Células dendríticas (DCs) são células apresentadoras de antígenos profissionais que passaram a ser muito utilizadas em protocolos de imunoterapia desde a descoberta da possibilidade da sua geração in vitro a partir de monócitos. Para induzir uma resposta antitumoral, as DCs precisam ser carregadas com antígenos do tumor. Devido à heterogeneidade tumoral, seria preferível que o carregamento das DCs fosse feito com diversos antígenos, um processo que pode ser obtido utilizando-se produtos das células tumorais. Uma maneira de gerar uma resposta tumoral poliantigênica é utilizando a fusão de células dendríticas com células tumorais. Esses híbridos foram descritos como capazes de induzir uma resposta imune robusta, mas com uma resposta clínica não tão satisfatória na maioria dos casos. Esse fracasso relativo pode ser uma consequência de defeitos encontrados nas células dendríticas geradas a partir de monócitos obtidos do paciente com câncer. Assim, pode-se utilizar, para geração dos híbridos, DCs diferenciadas a partir de monócitos de um doador saudável não relacionado. Além de apresentar os antígenos tumorais com a coestimulação necessária, esses híbridos semi-alogeneicos poderiam quebrar o equilíbrio entre o tumor e o sistema imune através da indução de um potente efeito alogeneico. Porém, ainda não é bem conhecido se esses híbridos são capazes de induzir uma resposta antígeno-específica contra o tumor. Portanto, o objetivo desse trabalho é avaliar a habilidade desses híbridos semi-alogeneicos em induzir a diferenciação de linfócitos T CD8+ antígeno-específicos em comparação com a resposta bem estabelecida induzida pelas Smart-DCs. Para isso, serão usadas células de pacientes com leucemia aguda mielóide (AML) que foram coletadas durante a fase ativa da doença e após remissão.

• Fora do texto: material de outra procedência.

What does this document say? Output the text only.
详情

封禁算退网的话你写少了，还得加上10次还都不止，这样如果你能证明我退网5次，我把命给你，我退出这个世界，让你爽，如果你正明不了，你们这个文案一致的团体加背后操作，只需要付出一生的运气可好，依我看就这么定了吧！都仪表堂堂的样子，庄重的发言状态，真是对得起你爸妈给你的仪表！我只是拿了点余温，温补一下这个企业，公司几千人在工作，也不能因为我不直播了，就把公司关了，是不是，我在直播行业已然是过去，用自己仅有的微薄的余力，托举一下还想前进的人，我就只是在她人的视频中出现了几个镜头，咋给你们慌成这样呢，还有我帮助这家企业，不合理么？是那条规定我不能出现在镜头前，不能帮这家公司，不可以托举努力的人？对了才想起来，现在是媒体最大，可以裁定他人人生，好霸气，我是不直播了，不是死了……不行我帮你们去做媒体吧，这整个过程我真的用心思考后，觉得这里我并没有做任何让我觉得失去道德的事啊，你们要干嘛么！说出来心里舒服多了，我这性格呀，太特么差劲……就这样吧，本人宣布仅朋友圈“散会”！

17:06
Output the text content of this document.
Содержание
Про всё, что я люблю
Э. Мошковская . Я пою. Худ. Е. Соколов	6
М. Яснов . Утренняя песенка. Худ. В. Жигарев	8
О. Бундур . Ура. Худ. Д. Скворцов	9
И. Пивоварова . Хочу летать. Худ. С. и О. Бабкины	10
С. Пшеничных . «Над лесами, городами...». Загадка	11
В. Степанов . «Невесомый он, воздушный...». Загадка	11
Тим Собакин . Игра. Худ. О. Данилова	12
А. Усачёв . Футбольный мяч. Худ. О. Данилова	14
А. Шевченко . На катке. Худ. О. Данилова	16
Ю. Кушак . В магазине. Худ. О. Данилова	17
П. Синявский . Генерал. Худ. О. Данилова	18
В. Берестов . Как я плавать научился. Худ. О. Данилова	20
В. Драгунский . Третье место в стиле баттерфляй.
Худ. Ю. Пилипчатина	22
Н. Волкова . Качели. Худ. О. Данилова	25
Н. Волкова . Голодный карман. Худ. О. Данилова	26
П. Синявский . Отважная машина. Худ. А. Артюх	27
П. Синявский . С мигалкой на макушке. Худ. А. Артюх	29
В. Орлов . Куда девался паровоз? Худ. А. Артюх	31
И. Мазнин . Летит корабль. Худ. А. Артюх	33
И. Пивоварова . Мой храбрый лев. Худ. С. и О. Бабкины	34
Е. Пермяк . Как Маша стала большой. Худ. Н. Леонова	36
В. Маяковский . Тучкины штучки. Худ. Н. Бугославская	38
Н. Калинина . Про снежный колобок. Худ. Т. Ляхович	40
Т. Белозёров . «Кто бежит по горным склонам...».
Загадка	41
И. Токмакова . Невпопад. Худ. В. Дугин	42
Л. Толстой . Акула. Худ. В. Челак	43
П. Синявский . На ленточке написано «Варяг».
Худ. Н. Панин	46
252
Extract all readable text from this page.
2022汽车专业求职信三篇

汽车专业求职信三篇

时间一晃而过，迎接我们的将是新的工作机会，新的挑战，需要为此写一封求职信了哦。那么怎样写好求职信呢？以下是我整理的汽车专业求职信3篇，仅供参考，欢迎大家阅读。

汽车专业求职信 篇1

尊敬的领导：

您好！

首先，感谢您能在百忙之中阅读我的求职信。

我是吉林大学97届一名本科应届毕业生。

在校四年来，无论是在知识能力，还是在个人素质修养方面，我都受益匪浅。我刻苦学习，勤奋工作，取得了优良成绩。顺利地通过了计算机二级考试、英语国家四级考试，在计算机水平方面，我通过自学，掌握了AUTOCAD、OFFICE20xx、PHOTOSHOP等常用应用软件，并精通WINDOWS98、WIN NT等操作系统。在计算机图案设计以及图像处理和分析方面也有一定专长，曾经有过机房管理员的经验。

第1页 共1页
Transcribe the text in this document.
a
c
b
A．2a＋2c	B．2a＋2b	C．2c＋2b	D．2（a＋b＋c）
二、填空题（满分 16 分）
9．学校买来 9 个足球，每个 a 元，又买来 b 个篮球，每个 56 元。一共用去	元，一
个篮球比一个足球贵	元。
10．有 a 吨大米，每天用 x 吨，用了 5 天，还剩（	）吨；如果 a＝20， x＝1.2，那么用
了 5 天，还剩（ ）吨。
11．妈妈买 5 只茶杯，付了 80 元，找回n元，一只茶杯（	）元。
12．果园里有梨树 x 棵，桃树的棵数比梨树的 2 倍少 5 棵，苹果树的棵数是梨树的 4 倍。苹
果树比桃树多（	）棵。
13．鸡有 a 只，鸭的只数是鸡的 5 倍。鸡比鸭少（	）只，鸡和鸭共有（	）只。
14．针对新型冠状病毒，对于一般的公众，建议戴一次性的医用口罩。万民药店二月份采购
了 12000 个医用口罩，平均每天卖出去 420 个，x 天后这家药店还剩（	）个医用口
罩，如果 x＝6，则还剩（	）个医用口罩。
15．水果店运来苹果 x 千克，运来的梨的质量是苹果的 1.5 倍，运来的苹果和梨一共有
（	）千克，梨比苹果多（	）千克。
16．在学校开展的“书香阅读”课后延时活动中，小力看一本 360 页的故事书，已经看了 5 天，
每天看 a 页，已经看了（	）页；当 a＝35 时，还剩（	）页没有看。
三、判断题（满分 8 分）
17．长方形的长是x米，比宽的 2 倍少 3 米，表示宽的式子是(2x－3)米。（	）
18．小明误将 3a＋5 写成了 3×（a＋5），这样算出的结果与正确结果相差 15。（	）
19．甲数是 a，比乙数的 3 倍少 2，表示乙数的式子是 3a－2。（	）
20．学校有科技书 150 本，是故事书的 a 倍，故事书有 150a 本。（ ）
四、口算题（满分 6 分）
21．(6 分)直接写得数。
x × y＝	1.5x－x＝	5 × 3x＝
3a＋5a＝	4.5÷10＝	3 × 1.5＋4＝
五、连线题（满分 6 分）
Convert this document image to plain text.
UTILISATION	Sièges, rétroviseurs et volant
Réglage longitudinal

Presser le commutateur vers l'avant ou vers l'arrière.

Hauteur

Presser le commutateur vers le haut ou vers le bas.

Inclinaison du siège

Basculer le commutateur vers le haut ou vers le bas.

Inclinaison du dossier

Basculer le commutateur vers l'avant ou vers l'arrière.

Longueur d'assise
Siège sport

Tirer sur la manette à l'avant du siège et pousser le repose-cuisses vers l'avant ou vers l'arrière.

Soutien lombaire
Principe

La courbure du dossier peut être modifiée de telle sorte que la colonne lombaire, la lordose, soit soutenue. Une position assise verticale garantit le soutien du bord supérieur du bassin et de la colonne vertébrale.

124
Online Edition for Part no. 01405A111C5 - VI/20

Essas amostras serão usadas como fonte de células tumorais, que serão utilizadas para gerar os híbridos, e de linfócitos T que serão estimulados por esses híbridos. (AU)

Publicações científicas
(Referências obtidas automaticamente do Web of Science e do SciELO, por meio da informação sobre o financiamento pela FAPESP e o número do processo correspondente, incluída na publicação pelos autores)
PINHO, MARIANA PEREIRA; SUNDARASETTY, BALA SAI; BERGAMI-SANTOS, PATRICIA CRUZ; STEPONAVICIUS-CRUZ, KAREN; FERREIRA, ADILSON KLEBER; STRIPECKE, RENATA; BARBUTO, JOSE ALEXANDRE M. Dendritic-tumor cell hybrids induce tumor-specific immune responses more effectively than the simple mixture of dendritic and tumor cells. CYTOTHERAPY, v. 18, n. 4, p. 570-580, APR 2016. Citações Web of Science: 6.